Omicidio Poggi, perché il SANGUE TROVATO su braccialetti, elastico, orologio e orecchino che indossava Chiara al momento del delitto non è stato analizzato? Presenti anche residui di pelle e capelli: e se fossero stati dell’assassino?
Il settimanale Giallo, diretto da Albina Perri, ha pubblicato un intervento tagliente della YouTuber Bugalalla sul caso dell’omicidio di Chiara Poggi. Con il suo solito stile diretto, lancia un'accusa che fa rumore: gli oggetti indossati dalla vittima il giorno dell’omicidio non furono mai analizzati per il Dna, nonostante fossero sporchi di sangue. Una dimenticanza? Un errore? Oppure qualcosa di peggio? In un clima dove la verità sembra filtrata da interessi e narrazioni precostituite, Bugalalla rivendica il diritto a dubitare. A mettere in discussione. A riscrivere la storia. E grazie a Internet e al giornalismo indipendente, forse oggi possiamo farlo. Anche se forse dà fastidio…

Foto di: ANSA

di Giulia Ciriaci Giulia Ciriaci

La voce è quella di Bugalalla, YouTuber che da anni si occupa di casi giudiziari controversi. Stavolta, però, l’affondo arriva nero su bianco: sul settimanale Giallo, diretto da Albina Perri, la content creator contesta il racconto mainstream sull’omicidio di Chiara Poggi, la ragazza di Garlasco uccisa nella villetta di famiglia nel 2007. E lo fa con un’accusa ben chiara: ci avrebbero mentito. O, peggio, avrebbero omesso pezzi fondamentali dell’indagine. «Dato che voi, lettori, non siete in possesso dei fascicoli, le fake news vengono facilmente propinate dai salmoni di turno», scrive Bugalalla.

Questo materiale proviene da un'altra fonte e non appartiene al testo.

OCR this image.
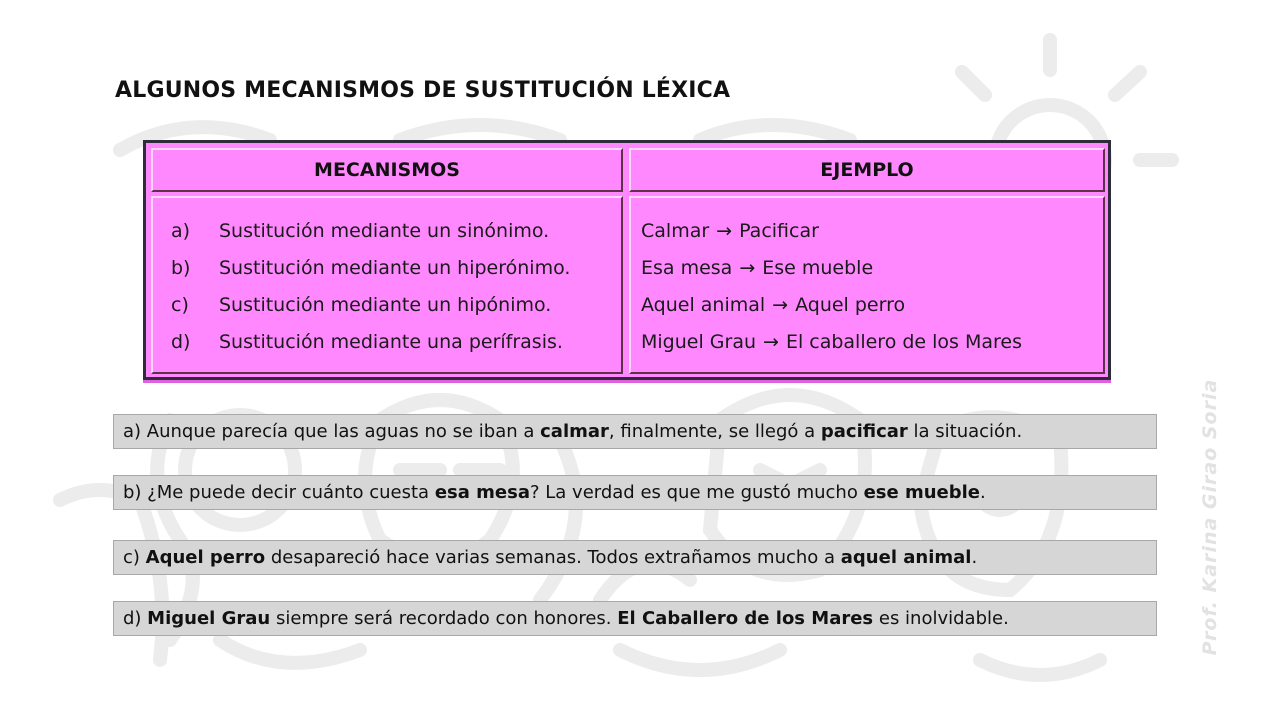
Prof. Karina Girao Soria
ALGUNOS MECANISMOS DE SUSTITUCIÓN LÉXICA
MECANISMOS	EJEMPLO
a) Sustitución mediante un sinónimo.
b) Sustitución mediante un hiperónimo.
c) Sustitución mediante un hipónimo.
d) Sustitución mediante una perífrasis.
Calmar → Pacificar
Esa mesa → Ese mueble
Aquel animal → Aquel perro
Miguel Grau → El caballero de los Mares
a) Aunque parecía que las aguas no se iban a calmar, finalmente, se llegó a pacificar la situación.
b) ¿Me puede decir cuánto cuesta esa mesa? La verdad es que me gustó mucho ese mueble.
c) Aquel perro desapareció hace varias semanas. Todos extrañamos mucho a aquel animal.
d) Miguel Grau siempre será recordado con honores. El Caballero de los Mares es inolvidable.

Il riferimento è chiaro: chi segue la corrente, chi accetta passivamente la narrazione ufficiale. Secondo la YouTuber, «riescono così a condizionare il vostro giudizio. Un gioco che subite da decenni, ma che oggi può essere fermato, grazie a Internet, a Giallo e al coraggio di chi pratica il vero giornalismo investigativo». E qui arriva il colpo di scena. Perché la vera “cura anti fake news”, dice, è sapere quello che nessuno dice.

Alberto Stasi
Alberto Stasi ANSA

Ad esempio, che sugli oggetti indossati da Chiara Poggi al momento dell’omicidio non venne mai effettuato alcun prelievo per verificare la presenza di Dna. Un buco nero in un’indagine su cui si è costruita una condanna definitiva. «È meglio non saperlo che è falso che sugli oggetti indossati da Chiara Poggi, il giorno in cui fu uccisa, non venne mai riscontrato un Dna o una traccia del suo o dei suoi assassini». Braccialetti, elastico per capelli, orologio, orecchino: oggetti catalogati, sequestrati e insanguinati. Ma, stando a quanto scrive Bugalalla, nessuno li ha mai analizzati. «Tutti con un’evidente presenza di sangue, residui di pelle e capelli, nessun prelievo venne mai effettuato. Non fu nemmeno verificato se quel sangue fosse di Chiara Poggi». La domanda, ora, è più urgente che mai: come si può parlare di indagini professionali? Un dettaglio tecnico? No, una crepa profonda nella narrazione di un caso che per anni è stato raccontato come già chiuso. Ma se davvero la prova più ovvia, il Dna sugli oggetti della vittima, non è mai stata cercata, allora cosa ci resta in mano di realmente attendibile?